The cyclometer was a cryptologic device designed, "probably in 1934 or 1935," by Marian Rejewski of the Polish Cipher Bureau's German section (BS-4) to facilitate decryption of German Enigma ciphertext. The original machines are believed to have been destroyed shortly before the German invasion of Poland that launched the Second World War, to prevent the Germans learning that their cipher had been broken.
Using drawings made by Rejewski, Hal Evans and Tim Flack at the Department of Engineering, University of Cambridge, in 2019 constructed a working version of the cyclometer.
Frode Weierud provides the procedure, secret settings, and results that were used in a 1930 German technical manual.
Daily key (shared secret):
Wheel Order : II I III
Ringstellung : 24 13 22 (XMV)
Reflector : A
Plugboard : A-M, F-I, N-V, P-S, T-U, W-Z
Grundstellung: FOL
Operator chosen message key : ABL
Enciphered starting with FOL: PKPJXI
Cleartext message to send and resulting cleartext:
Feindliche Infanteriekolonne beobachtet.
Anfang Südausgang Bärwalde.
Ende drei km ostwärts Neustadt.
FEIND LIQEI NFANT ERIEK
OLONN EBEOB AQTET XANFA
NGSUE DAUSG ANGBA ERWAL
DEXEN DEDRE IKMOS TWAER
TSNEU STADT
Resulting message:
1035 – 90 – 341 –
PKPJX IGCDS EAHUG WTQGR
KVLFG XUCAL XVYMI GMMNM
FDXTG NVHVR MMEVO UYFZS
LRHDR RXFJW CFHUH MUNZE
FRDIS IKBGP MYVXU Z
The first line of the message is not encrypted.
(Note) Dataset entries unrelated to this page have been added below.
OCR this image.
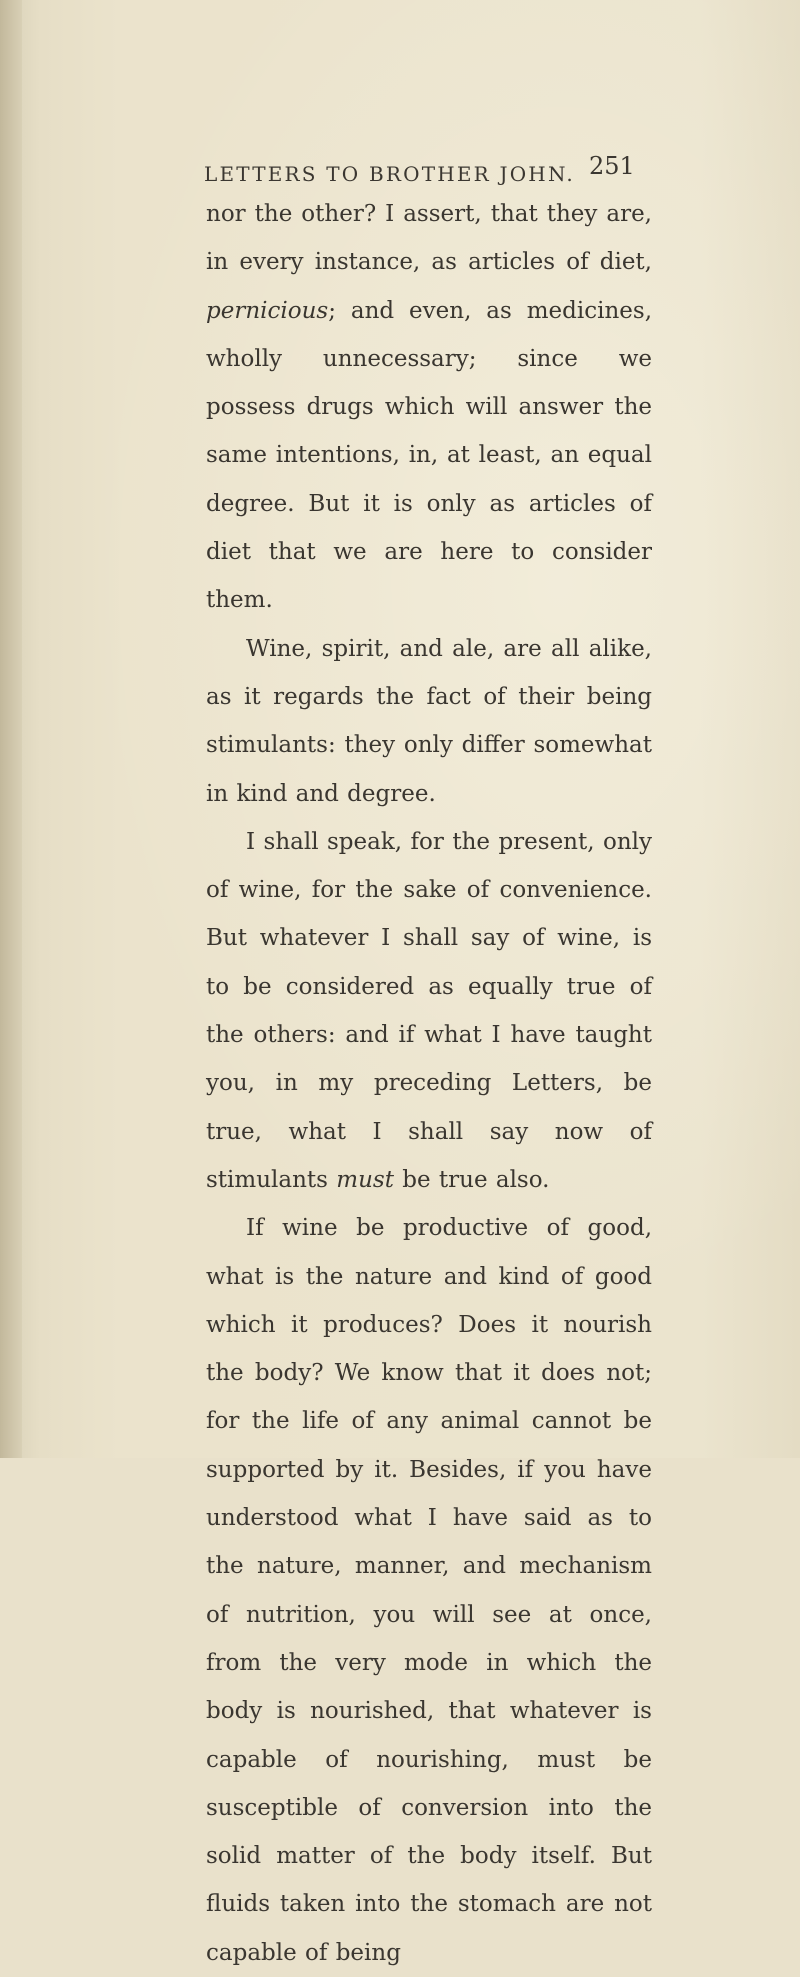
LETTERS TO BROTHER JOHN. 251

nor the other? I assert, that they are, in every instance, as articles of diet, pernicious; and even, as medicines, wholly unnecessary; since we possess drugs which will answer the same intentions, in, at least, an equal degree. But it is only as articles of diet that we are here to consider them.

Wine, spirit, and ale, are all alike, as it regards the fact of their being stimulants: they only differ somewhat in kind and degree.

I shall speak, for the present, only of wine, for the sake of convenience. But whatever I shall say of wine, is to be considered as equally true of the others: and if what I have taught you, in my preceding Letters, be true, what I shall say now of stimulants must be true also.

If wine be productive of good, what is the nature and kind of good which it produces? Does it nourish the body? We know that it does not; for the life of any animal cannot be supported by it. Besides, if you have understood what I have said as to the nature, manner, and mechanism of nutrition, you will see at once, from the very mode in which the body is nourished, that whatever is capable of nourishing, must be susceptible of conversion into the solid matter of the body itself. But fluids taken into the stomach are not capable of being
The "1035" is the time, "90" is number of characters encrypted under the message key, and "341" is a system indicator that tells the recipient how the message was encrypted (i.e., using Enigma with a certain daily key). The first six letters in the body ("PKPJXI") are the doubled key ("ABLABL") encrypted using the daily key settings and starting the encryption at the ground setting/Grundstellung "FOL". The recipient would decipher the first six letters to recover the message key ("ABL"); he would then set the machine's rotors to "ABL" and decipher the remaining 90 characters. Notice that the Enigma does not have numerals, punctuation, or umlauts.